By Dave Brown – Exclusive to UraniumInvestingNews.com
As of December 13, the uranium spot market price is $61.75 per pound reported by UxC uranium consulting, up 29 percent from the $48.00 range in September and an increase of nearly 52 percent from $40.75 range in June. The spot price reached a recent low of $40.50 March 2010.
Foreign Exchange Developments
Currency exchange rate movements are reflected in the relative changes in uranium during the course of the year with the price expressed in euros increasing almost 55 percent compared to a 34 percent increase in terms of the U.S. dollar. Potentially of more interest for investors is the dynamic of price formation from the standpoint of prolific uranium producing nations (the Canadian dollar, the Australian dollar, and the South African rand) all increased in value versus the U.S. dollar. As a direct result, the uranium price did not appreciate as much relative to these currencies, with the marginal price increasing almost 28 percent in terms of the Australian dollar and slightly over 28 percent in terms of the rand.

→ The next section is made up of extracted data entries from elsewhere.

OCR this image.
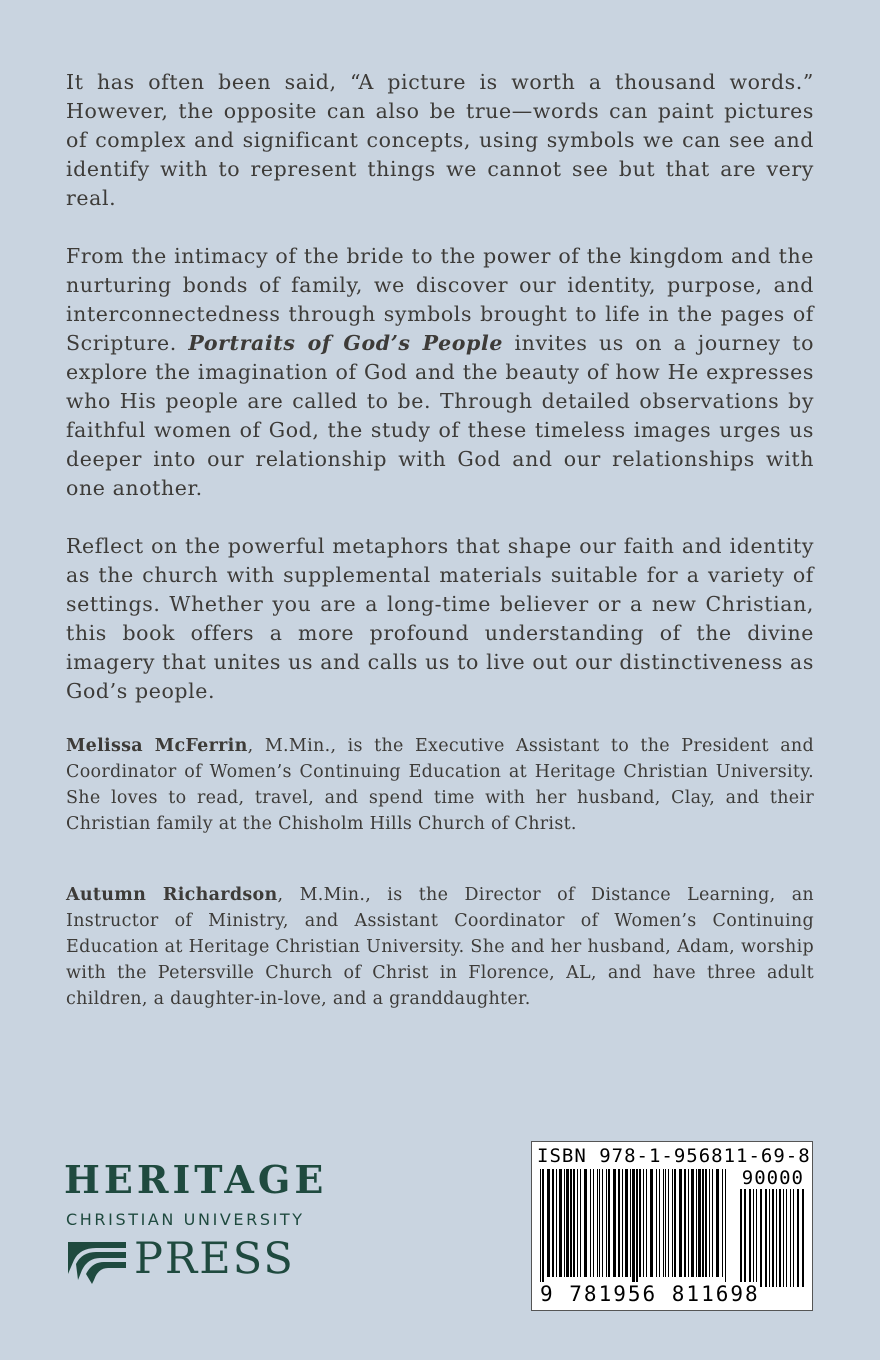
It has often been said, “A picture is worth a thousand words.” However, the opposite can also be true—words can paint pictures of complex and significant concepts, using symbols we can see and identify with to represent things we cannot see but that are very real.

From the intimacy of the bride to the power of the kingdom and the nurturing bonds of family, we discover our identity, purpose, and interconnectedness through symbols brought to life in the pages of Scripture. Portraits of God’s People invites us on a journey to explore the imagination of God and the beauty of how He expresses who His people are called to be. Through detailed observations by faithful women of God, the study of these timeless images urges us deeper into our relationship with God and our relationships with one another.

Reflect on the powerful metaphors that shape our faith and identity as the church with supplemental materials suitable for a variety of settings. Whether you are a long-time believer or a new Christian, this book offers a more profound understanding of the divine imagery that unites us and calls us to live out our distinctiveness as God’s people.

Melissa McFerrin, M.Min., is the Executive Assistant to the President and Coordinator of Women’s Continuing Education at Heritage Christian University. She loves to read, travel, and spend time with her husband, Clay, and their Christian family at the Chisholm Hills Church of Christ.

Autumn Richardson, M.Min., is the Director of Distance Learning, an Instructor of Ministry, and Assistant Coordinator of Women’s Continuing Education at Heritage Christian University. She and her husband, Adam, worship with the Petersville Church of Christ in Florence, AL, and have three adult children, a daughter-in-love, and a granddaughter.

HERITAGE
CHRISTIAN UNIVERSITY
PRESS
ISBN 978-1-956811-69-8
90000
9 781956 811698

The primary catalyst for the current increase has been the result of Chinese demand, the price impact of which has been intensified by a return of institutional investors and hedge funds to the uranium market. There has also been an increase in market sentiments for an optimistic outlook for Chinese reactor build following recent longer term sales agreements and memorandums of understanding announced by the Chinese with Cameco (TSX:CCO), Paladin Energy Ltd. (TSX:PDN), Areva Group (EPA:CEI), United Uranium (ASX: UUL) and Kazatomprom.
The impact of the increased demand on the market has coincided with downgrades to production guidance at the Ranger uranium mine in Australia operated by a subsidiary of Rio Tinto (NYSE:RTP), among other producers. There have also been recent indications of market discipline control production growth in Kazakhstan and marginally reduced production guidance for 2010, dating to when the uranium was trading in the high forty dollar range.
The spot market is expected to consolidate at around current levels and potentially move higher into the first quarter of next year as utilities come back into the market. In terms of short term market drivers, traders continue to point to the potential impact of producer purchases.
Utility purchases remain discretionary, although timing of demand from long term Chinese inventory build continues to be a factor and will continue to influence short term market trends, as will, Japanese and Indian utility purchases which are anticipated to increase.
A total of over 40 million pounds of uranium has been traded in the spot uranium market during this year, surpassing last year’s total volume of 38.8 million pounds. This year may become a record breaking year for spot volume as only one other year, 1990, has seen this level of activity.
The long term contract uranium price is $65.00 per pound, which is an increase of over 8 percent from $60.00 range three months ago. There are rising expectations that the contract price will continue to demonstrate upward pressure, potentially sending the price over the $70.00 per pound range necessary to support development decisions at a number of projects in the advanced stages, particularly in Namibia, eg. the large scale Extract Resource Limited (ASX:EXT) and Bannerman (ASX:BMN) projects, and potentially Deep Yellow (ASX:DYL) and Marenica Energy Limited (ASX:MEY).
Global Proposed and Planned Nuclear Power Reactors
South Korea’s government has just released a preliminary long term energy plan that could result in the construction of up to 14 new reactors by 2024 in order to reduce dependence on fossil fuels and help meet growing demand for electricity. If all 14 reactors are built, nuclear energy’s share of the nation’s total electricity generation could rise from the current level of about 33 percent to nearly 50 percent. The country had planned to develop 6 new nuclear energy generating facilities. The government is expected to confirm the long term plans by the end of the year.
There are currently 441 nuclear power reactors in operation and 63 under construction. There are 474 new nuclear reactors planned or proposed globally, excluding the recent Korean energy news release, which is an increase of 9 percent from last December’s combined total of 435. A total of 84 new reactors are scheduled to be commissioned by 2017. The leading nations demonstrating the highest number of planned and proposed new nuclear reactors are: China 157; India 58; Russia 44; USA 31; and Ukraine 22. Since last December the largest increases in announced planned and proposed new nuclear reactors are in India, showing an increase of 53 percent from 38 to 58 and China increasing its nuclear energy commitment 26 percent from 125 to 157.